ACM SIGSAC Conference on Computer and Communications Security, (ACM CCS 2024)

Abdul Haddi Amjad, Shaoor Munir, Zubair Shafiq, Muhammad Ali Gulzar


Modern websites extensively rely on JavaScript to implement both functionality and tracking. Existing privacy enhancing content blocking tools struggle against mixed scripts, which simultaneously implement both functionality and tracking, because blocking the script would break functionality and not blocking it would allow tracking. We propose Not.js, a fine grained JavaScript blocking tool that operates at the function level granularity. Not.js’s strengths lie in analyzing the dynamic execution context, including the call stack and calling context of each JavaScript function, and then encoding this context to build a rich graph representation. Not.js trains a supervised machine learning classifier on a webpage’s graph representation to first detect tracking at the JavaScript function level and then automatically generate surrogate scripts that preserve functionality while removing tracking.
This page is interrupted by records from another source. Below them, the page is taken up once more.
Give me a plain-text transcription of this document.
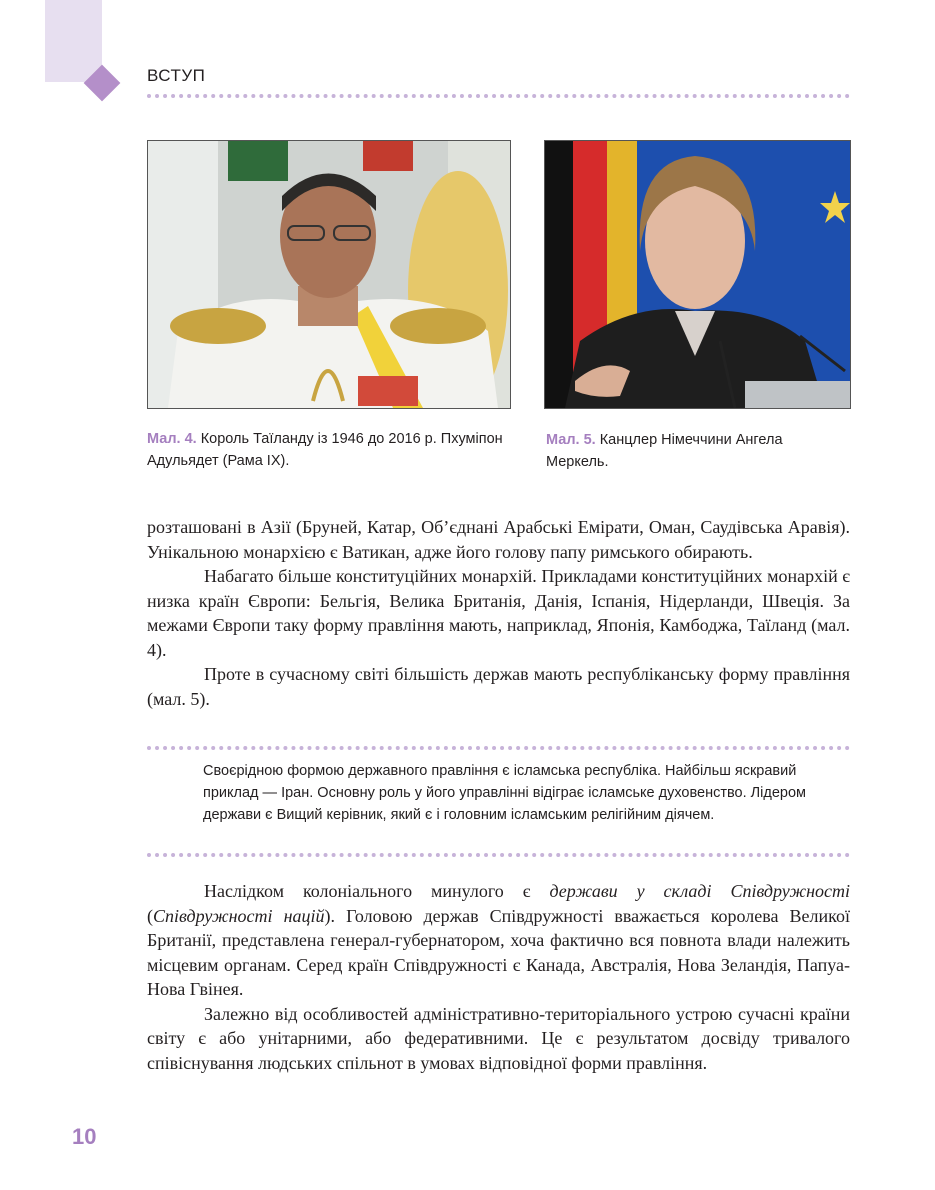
ВСТУП
Мал. 4. Король Таїланду із 1946 до 2016 р. Пхуміпон Адульядет (Рама IX).
Мал. 5. Канцлер Німеччини Ангела Меркель.

розташовані в Азії (Бруней, Катар, Об’єднані Арабські Емірати, Оман, Саудівська Аравія). Унікальною монархією є Ватикан, адже його голову папу римського обирають.

Набагато більше конституційних монархій. Прикладами конституційних монархій є низка країн Європи: Бельгія, Велика Британія, Данія, Іспанія, Нідерланди, Швеція. За межами Європи таку форму правління мають, наприклад, Японія, Камбоджа, Таїланд (мал. 4).

Проте в сучасному світі більшість держав мають республіканську форму правління (мал. 5).

Своєрідною формою державного правління є ісламська республіка. Найбільш яскравий приклад — Іран. Основну роль у його управлінні відіграє ісламське духовенство. Лідером держави є Вищий керівник, який є і головним ісламським релігійним діячем.

Наслідком колоніального минулого є держави у складі Співдружності (Співдружності націй). Головою держав Співдружності вважається королева Великої Британії, представлена генерал-губернатором, хоча фактично вся повнота влади належить місцевим органам. Серед країн Співдружності є Канада, Австралія, Нова Зеландія, Папуа-Нова Гвінея.

Залежно від особливостей адміністративно-територіального устрою сучасні країни світу є або унітарними, або федеративними. Це є результатом досвіду тривалого співіснування людських спільнот в умовах відповідної форми правління.

10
Our evaluation of Not.js on the top 10K websites demonstrates that it achieves high precision (94%) and recall (98%) in detecting tracking JavaScript functions, outperforming the state of the art while being robust against off the shelf JavaScript obfuscation. Fine grained detection of tracking functions allows Not.js to automatically generate surrogate scripts that remove tracking JavaScript functions without causing major breakage. Our deployment of Not.js shows that mixed scripts are present on 62.3% of the top 10K websites, with 70.6% of the mixed scripts being third party that engage in tracking activities such as cookie ghostwriting. We share a sample of the tracking functions detected by Not.js within mixed scripts not currently on filter lists with filter list authors, who confirm that these scripts are not blocked due to potential functionality breakage, despite being known to implement tracking.